Actions2
Overview
This node interacts with the g4f API to perform AI-related tasks, specifically to chat with a language model (Ask AI operation). It allows users to send a conversation history to a selected AI model from a chosen provider and receive a generated response. This is useful for applications like chatbots, virtual assistants, or any scenario requiring natural language understanding and generation.
Use Case Examples
- A user sends a series of messages to an AI model to get a conversational response.
- A developer integrates this node to automate customer support responses using AI.

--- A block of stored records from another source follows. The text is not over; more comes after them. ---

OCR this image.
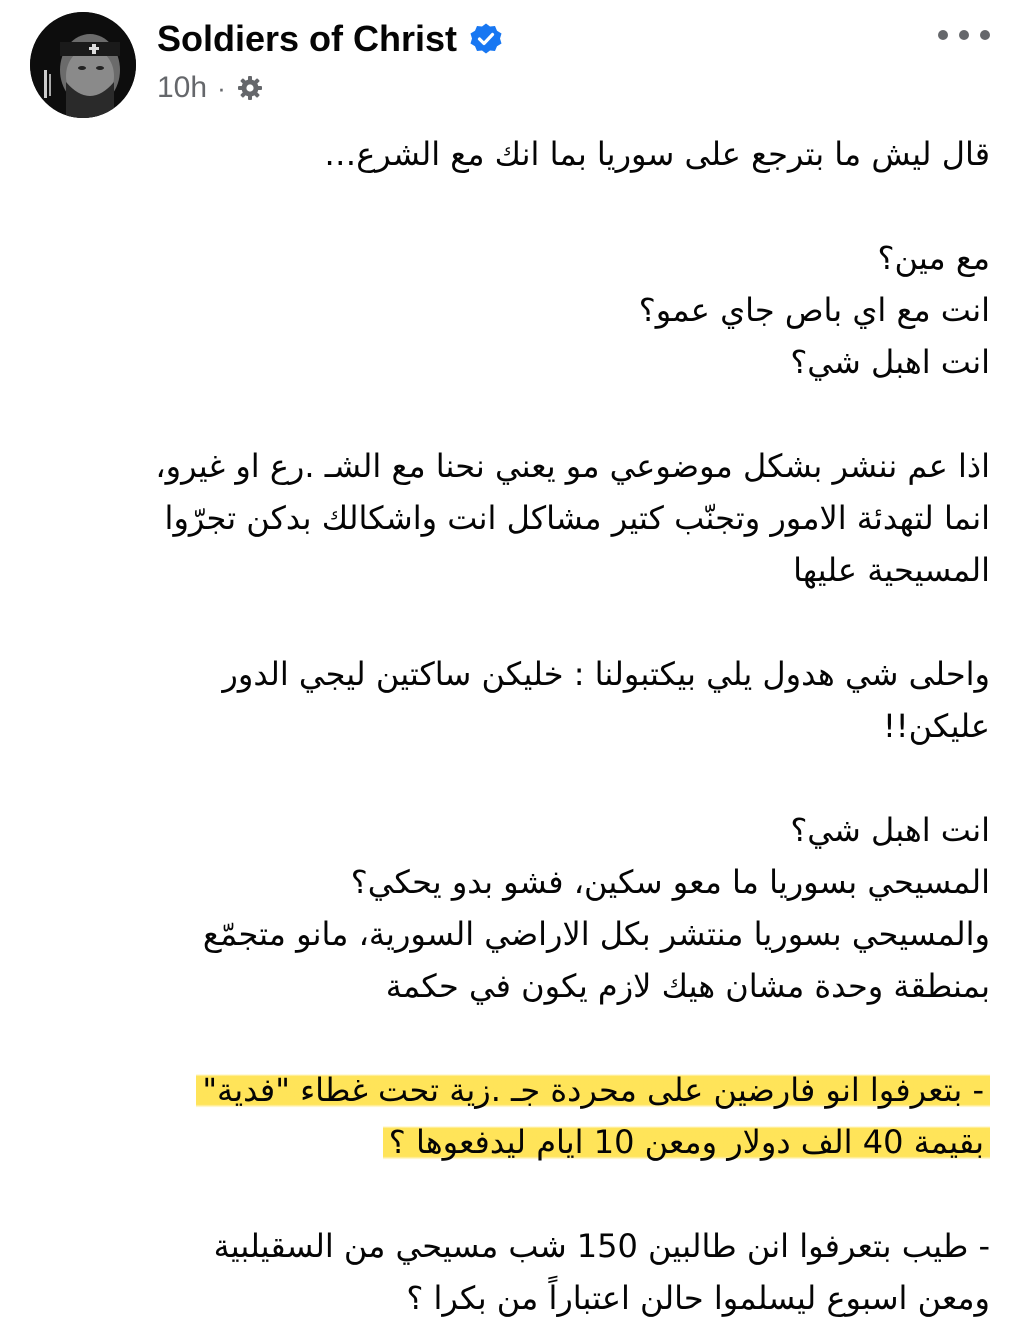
Soldiers of Christ
10h ·
قال ليش ما بترجع على سوريا بما انك مع الشرع…
مع مين؟
انت مع اي باص جاي عمو؟
انت اهبل شي؟
اذا عم ننشر بشكل موضوعي مو يعني نحنا مع الشـ .رع او غيرو،
انما لتهدئة الامور وتجنّب كتير مشاكل انت واشكالك بدكن تجرّوا
المسيحية عليها
واحلى شي هدول يلي بيكتبولنا : خليكن ساكتين ليجي الدور
عليكن!!
انت اهبل شي؟
المسيحي بسوريا ما معو سكين، فشو بدو يحكي؟
والمسيحي بسوريا منتشر بكل الاراضي السورية، مانو متجمّع
بمنطقة وحدة مشان هيك لازم يكون في حكمة
- بتعرفوا انو فارضين على محردة جـ .زية تحت غطاء "فدية"
بقيمة 40 الف دولار ومعن 10 ايام ليدفعوها ؟
- طيب بتعرفوا انن طالبين 150 شب مسيحي من السقيلبية
ومعن اسبوع ليسلموا حالن اعتباراً من بكرا ؟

- A content creator uses the node to generate text based on prompts for creative writing.
Properties
| Name | Meaning |
|---|---|
| Provider | The AI service provider to use for the request. The list is dynamically loaded from the API. |
| Model | The specific AI model to use from the selected provider. The list is dynamically loaded based on the provider. |
| Messages | The conversation history sent to the AI model. Each message includes content and the role of the sender (user, assistant, or system). The last message should be the user's prompt. |
| Options | Additional parameters to control the AI model's output, such as streaming response, max tokens, temperature, top_p, and JSON mode. |
Output
JSON
role- Role of the message sender in the response, typically 'assistant'.content- The content of the AI-generated message.usage- Token usage statistics from the API response.model- The model used to generate the response.id- Unique identifier for the response.fullResponse- The complete raw response from the API for further inspection or processing.
Dependencies
- Requires an API key credential for the g4f API, including base URL and optional API key for authorization.
Troubleshooting
- Common issues include failure to fetch providers or models due to incorrect API credentials or network issues.
- Errors during the chat completion request may occur if the API endpoint is unreachable or if the request parameters are invalid.
- If streaming is enabled, ensure the environment supports handling streamed responses properly.
- Error messages from the API are surfaced as node operation errors with descriptive messages to aid debugging.